Why is tab unaffected by font whereas space is affected?

Tex textexin at xencraft.com
Sun Apr 19 18:08:42 CDT 2020


I always thought the BEL sound should Doppler shift when the font character width expanded, so that it was deeper and lasted longer. Skinny fonts should be more of a chirp.

 

 

 

From: Unicode [mailto:unicode-bounces at unicode.org] On Behalf Of Asmus Freytag via Unicode
Sent: Sunday, April 19, 2020 2:36 PM
To: unicode at unicode.org
Subject: Re: Why is tab unaffected by font whereas space is affected?

 

On 4/18/2020 7:30 PM, Eli Zaretskii via Unicode wrote:

Date: Sat, 18 Apr 2020 15:26:13 -0700
From: Jonathan Coxhead via Unicode  <mailto:unicode at unicode.org> <unicode at unicode.org>
 
   Surely the reason is that tab is a control character, but space is a printing character.

 
No.  On a GUI display, Emacs shows a TAB as a stretch of white space
of a suitable width, not as a string of space characters.
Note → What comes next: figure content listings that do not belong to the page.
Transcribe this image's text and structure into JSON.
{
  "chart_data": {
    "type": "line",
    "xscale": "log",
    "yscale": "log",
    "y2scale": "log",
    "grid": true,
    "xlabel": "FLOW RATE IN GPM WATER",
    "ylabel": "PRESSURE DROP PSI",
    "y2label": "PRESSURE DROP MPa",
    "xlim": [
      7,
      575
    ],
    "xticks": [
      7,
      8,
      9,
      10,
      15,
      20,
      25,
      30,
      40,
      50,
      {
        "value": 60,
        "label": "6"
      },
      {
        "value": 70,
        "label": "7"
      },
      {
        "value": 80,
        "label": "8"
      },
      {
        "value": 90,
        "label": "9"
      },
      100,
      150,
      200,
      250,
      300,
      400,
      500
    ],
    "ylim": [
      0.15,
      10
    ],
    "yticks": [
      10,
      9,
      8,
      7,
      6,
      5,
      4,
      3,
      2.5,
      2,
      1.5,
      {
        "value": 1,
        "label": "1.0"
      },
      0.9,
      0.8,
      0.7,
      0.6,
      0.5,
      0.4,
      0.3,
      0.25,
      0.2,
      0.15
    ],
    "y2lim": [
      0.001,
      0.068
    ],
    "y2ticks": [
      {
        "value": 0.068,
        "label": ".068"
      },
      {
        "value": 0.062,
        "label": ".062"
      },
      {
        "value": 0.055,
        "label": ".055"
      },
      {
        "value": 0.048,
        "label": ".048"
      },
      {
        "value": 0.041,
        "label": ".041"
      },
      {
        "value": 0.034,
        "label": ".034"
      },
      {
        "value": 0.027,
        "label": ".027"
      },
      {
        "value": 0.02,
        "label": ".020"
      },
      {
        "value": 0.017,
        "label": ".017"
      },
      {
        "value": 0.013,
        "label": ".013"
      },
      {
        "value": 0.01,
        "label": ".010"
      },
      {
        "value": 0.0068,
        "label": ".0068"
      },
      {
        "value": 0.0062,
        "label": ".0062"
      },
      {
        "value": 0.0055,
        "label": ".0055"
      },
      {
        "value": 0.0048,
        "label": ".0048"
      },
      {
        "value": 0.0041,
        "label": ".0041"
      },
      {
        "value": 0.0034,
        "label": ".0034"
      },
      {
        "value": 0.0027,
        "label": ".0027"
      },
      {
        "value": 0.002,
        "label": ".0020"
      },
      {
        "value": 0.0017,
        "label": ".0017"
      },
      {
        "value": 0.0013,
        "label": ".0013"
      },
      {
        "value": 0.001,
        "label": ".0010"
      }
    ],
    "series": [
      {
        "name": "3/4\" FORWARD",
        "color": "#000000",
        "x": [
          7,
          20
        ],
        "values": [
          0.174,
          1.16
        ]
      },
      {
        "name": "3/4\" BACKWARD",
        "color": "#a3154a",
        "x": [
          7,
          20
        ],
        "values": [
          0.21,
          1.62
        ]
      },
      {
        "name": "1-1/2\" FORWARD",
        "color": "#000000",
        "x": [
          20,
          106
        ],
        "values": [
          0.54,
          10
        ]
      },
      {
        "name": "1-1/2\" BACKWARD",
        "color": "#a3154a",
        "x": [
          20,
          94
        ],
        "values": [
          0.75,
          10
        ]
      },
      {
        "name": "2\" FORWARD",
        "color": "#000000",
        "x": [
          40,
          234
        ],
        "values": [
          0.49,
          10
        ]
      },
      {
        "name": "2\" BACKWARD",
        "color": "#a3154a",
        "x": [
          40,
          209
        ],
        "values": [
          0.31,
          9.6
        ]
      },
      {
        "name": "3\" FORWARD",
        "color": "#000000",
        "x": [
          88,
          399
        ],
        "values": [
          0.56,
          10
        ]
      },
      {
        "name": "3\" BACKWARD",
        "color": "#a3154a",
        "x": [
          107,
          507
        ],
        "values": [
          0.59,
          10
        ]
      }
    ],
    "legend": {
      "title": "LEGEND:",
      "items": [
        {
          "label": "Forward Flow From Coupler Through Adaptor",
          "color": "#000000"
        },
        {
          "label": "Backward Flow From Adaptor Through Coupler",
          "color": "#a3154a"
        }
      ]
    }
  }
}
On a GUI display, no whitespace character is a rendered glyph. All are effectively control functions.

However, for the spaces, the font would be queried for width and the layout would advance by that width (after it's been adjusted perhaps by processes such as justification).

TAB requests that layout proceed from the next tab position beyond the width of the already laid out text.
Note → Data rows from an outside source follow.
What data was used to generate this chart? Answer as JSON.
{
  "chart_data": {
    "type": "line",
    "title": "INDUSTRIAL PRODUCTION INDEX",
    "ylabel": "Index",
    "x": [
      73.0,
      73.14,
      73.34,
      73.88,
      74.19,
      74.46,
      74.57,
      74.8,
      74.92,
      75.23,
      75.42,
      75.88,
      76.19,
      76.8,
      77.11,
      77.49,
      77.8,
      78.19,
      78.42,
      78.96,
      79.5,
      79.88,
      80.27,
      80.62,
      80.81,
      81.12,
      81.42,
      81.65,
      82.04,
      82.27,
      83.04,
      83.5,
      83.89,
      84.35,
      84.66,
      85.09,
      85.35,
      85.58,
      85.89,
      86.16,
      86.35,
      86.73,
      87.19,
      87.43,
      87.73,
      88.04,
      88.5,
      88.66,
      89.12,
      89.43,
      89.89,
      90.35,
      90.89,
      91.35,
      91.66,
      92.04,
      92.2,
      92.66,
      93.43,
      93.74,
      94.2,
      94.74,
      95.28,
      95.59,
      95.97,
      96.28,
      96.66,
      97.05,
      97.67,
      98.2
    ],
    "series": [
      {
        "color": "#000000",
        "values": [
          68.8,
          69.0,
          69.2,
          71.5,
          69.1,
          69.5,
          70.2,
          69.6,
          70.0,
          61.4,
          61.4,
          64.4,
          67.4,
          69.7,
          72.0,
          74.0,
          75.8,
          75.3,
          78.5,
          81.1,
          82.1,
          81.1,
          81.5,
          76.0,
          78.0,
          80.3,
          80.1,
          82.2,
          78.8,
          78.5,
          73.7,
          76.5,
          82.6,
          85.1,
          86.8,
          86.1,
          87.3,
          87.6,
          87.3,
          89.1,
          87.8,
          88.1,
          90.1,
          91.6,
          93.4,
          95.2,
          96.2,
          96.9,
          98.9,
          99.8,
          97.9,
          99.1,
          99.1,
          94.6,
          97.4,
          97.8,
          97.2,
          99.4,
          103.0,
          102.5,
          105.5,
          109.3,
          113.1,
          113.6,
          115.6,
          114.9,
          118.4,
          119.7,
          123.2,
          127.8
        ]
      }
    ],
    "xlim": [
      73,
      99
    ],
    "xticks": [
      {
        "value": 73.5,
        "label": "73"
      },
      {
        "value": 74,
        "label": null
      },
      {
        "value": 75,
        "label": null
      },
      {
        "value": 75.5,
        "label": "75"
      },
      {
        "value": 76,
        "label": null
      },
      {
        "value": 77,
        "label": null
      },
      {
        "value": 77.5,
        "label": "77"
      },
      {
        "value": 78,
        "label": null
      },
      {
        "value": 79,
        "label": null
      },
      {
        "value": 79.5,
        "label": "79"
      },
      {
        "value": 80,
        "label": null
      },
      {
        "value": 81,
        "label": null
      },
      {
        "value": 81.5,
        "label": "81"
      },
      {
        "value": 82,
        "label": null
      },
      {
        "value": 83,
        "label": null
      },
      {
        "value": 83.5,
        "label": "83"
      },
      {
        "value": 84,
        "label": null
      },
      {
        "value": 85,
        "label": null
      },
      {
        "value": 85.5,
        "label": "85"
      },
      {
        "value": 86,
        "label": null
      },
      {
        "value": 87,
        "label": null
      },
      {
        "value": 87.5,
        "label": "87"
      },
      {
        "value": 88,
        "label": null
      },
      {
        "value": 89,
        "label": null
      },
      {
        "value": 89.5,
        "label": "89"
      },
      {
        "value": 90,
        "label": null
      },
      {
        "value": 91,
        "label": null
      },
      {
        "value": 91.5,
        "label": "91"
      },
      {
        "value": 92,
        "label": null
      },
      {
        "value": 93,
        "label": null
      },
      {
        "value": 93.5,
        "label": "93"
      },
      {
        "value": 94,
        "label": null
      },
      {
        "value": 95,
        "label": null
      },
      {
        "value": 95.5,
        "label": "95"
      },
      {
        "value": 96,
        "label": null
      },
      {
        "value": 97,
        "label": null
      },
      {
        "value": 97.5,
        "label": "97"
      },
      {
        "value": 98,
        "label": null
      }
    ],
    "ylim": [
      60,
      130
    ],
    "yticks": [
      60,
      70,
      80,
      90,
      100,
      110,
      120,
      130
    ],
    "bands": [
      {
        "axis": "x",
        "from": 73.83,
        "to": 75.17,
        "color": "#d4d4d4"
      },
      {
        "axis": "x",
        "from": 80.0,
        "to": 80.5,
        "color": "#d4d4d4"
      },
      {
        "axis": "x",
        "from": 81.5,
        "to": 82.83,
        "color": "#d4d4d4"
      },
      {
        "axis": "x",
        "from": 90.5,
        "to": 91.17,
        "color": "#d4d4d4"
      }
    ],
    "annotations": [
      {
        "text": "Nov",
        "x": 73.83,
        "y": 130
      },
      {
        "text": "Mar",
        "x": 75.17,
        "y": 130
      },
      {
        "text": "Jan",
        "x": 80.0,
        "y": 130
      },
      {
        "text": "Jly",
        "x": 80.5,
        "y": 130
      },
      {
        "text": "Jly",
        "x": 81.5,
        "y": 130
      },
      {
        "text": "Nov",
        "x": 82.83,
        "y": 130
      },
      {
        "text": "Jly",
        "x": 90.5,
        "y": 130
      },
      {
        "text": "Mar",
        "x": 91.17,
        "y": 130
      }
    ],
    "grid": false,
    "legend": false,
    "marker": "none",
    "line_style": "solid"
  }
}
The locations of tab positions are not defined locally, inline, as is the amount to advance for a space character. Instead, there is an explicit or implicit property for the block of text (paragraph). If specific tab positions have not been provided (via user input, document temaplat or whatever), it's common to assume a regular grid of default positions.
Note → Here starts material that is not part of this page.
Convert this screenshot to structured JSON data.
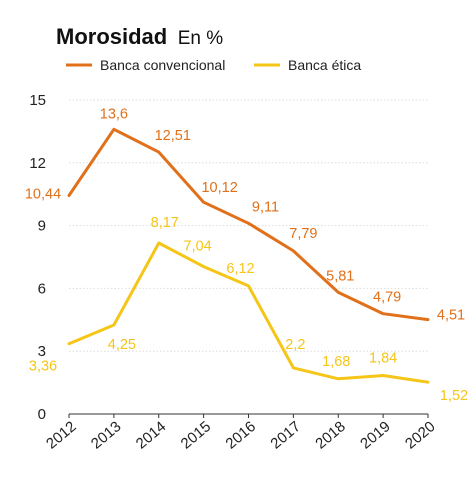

There is no standard for choosing these, but setting them apart by 5 or 8 times the typical width of a space character seems a common choice.

Now, on the typewriter, where this technology originated, the widths of all characters, including spaces were fixed, and except for later advances like the IBM Selectric, there was also only ever a single typeface per machine.

Even for plaintext editors, it's possible nowadays to globally change fonts (and sizes), so it's not surprising to see such choices affect the default tab positioning, as it appears to do in Emacs. This behavior is however still a "fallback" to the case of a full-featured text display, where tab stops and fonts can be explicitly set (per paragraph and per font-run respectively).

Just because it's proven a useful workaround to scale default tab positions based on font size and typical width (using the space character as a proxy) it does not follow that tab-stop positioning is now a per-font run property. It is not.